The breakwater with the lighthouse and masts at the very end
A passing fisherman told us the skua had been around here just a few minutes earlier. I looked down to another lower ledge of the concrete breakwater, close to the sea and there was the Pom perched on the concrete! Fantastic. I called Gary and he and his friend managed to walk very slowly from their car to where they too could see it. I was so glad they managed to  see the skua as Gary was a nice man and it would have been a shame if he missed out on seeing the skua. As it was they got really good views of the Pom as it wandered around on the wet concrete of the breakwater





It flew again but obviously wanted to hang around and returned to settle on the breakwater once more. We got quite close to it again and got better photos. This went on for some time with the skua alternately remaining on the concrete breakwater or flying out to settle nearby on the sea.







Gary and his friend departed and we were on our own with just one other birder.The Pom then flew off to the beach but eventually returned, landing further out towards the end of the breakwater and we eventually joined the other birder to watch it.


It was a little wild and bleak out there but the Pomarine Skua seemed to like it and after a spell on the sea, bathing vigorously, it flew back in towards us, coming closer and closer and yet closer to land just a few metres in front of us.





Brilliant, and it stood here for some time before flying off again but returning once more to settle on the sea close in to the breakwater.
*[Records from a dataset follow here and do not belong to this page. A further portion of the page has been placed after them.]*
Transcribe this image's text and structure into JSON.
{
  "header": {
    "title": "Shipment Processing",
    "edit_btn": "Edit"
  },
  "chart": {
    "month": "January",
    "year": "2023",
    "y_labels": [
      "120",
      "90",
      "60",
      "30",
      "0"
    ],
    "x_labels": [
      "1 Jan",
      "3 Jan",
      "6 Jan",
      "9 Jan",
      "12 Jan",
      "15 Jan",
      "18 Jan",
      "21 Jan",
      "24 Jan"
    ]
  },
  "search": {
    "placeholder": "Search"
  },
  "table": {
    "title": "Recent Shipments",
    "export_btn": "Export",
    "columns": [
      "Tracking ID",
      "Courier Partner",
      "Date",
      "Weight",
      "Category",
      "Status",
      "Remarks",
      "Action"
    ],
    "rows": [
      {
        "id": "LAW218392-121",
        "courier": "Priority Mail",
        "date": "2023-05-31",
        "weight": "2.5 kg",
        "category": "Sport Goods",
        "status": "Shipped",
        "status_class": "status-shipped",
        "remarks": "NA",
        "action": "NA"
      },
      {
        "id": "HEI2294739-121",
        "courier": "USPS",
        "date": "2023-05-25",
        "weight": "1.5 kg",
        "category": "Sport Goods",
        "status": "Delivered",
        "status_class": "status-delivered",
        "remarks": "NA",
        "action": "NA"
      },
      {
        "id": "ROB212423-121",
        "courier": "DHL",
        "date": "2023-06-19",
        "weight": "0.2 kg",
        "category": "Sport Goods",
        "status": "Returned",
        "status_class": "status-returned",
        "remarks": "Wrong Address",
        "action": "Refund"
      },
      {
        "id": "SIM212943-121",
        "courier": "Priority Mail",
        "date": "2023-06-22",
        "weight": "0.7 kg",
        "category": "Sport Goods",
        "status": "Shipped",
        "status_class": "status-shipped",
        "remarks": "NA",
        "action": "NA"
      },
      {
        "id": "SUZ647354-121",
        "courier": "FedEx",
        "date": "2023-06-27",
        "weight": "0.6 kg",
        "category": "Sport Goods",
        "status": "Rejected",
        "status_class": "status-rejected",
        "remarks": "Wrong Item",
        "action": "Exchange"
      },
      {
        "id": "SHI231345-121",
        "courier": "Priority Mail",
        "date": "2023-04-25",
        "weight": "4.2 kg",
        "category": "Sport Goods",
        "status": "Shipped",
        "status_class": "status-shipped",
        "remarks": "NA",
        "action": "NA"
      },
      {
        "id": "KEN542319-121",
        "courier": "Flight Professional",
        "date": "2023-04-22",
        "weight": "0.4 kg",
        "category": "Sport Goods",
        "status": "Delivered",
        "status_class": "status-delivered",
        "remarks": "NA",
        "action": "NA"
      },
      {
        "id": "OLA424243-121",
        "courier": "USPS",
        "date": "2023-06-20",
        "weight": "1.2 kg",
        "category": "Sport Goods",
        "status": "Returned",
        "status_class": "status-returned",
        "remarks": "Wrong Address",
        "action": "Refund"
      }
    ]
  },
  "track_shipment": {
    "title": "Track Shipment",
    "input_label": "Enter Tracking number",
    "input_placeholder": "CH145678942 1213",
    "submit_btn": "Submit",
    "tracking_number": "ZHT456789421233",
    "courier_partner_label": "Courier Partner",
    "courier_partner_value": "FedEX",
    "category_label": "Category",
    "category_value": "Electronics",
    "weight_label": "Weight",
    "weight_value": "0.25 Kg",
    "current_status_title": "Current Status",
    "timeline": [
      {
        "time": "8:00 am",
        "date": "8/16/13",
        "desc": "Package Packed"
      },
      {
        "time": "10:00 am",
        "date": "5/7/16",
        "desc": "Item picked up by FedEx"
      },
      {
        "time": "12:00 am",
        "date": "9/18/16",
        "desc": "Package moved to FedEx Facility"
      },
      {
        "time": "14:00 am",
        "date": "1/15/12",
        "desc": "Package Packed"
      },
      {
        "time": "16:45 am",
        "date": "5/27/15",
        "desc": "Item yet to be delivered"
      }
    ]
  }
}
A strange, two note gull like call  had me mystified for a while until I realised it was coming from the Pomarine Skua.





It was calling as it was annoyed with a persistently attentive juvenile Herring Gull. This was a first for me, having never heard a Pomarine Skua make any sound before.




We watched the skua for another half an hour as it mugged the juvenile Herring Gull of its fish and then hung around near to a fishermen hoping to get some fish scraps.



During one of its absences from the breakwater an adult Kittiwake came to perch on the breakwater, also landing very near to us and then to complete our day, three plump waders landed on a slipway, the green weed on the concrete slowly being exposed by the receding tide.




They were Purple Sandpipers and we decided that this should be a fitting end to a memorable day of birding, as currently there was no sign of the Pomarine Skua returning.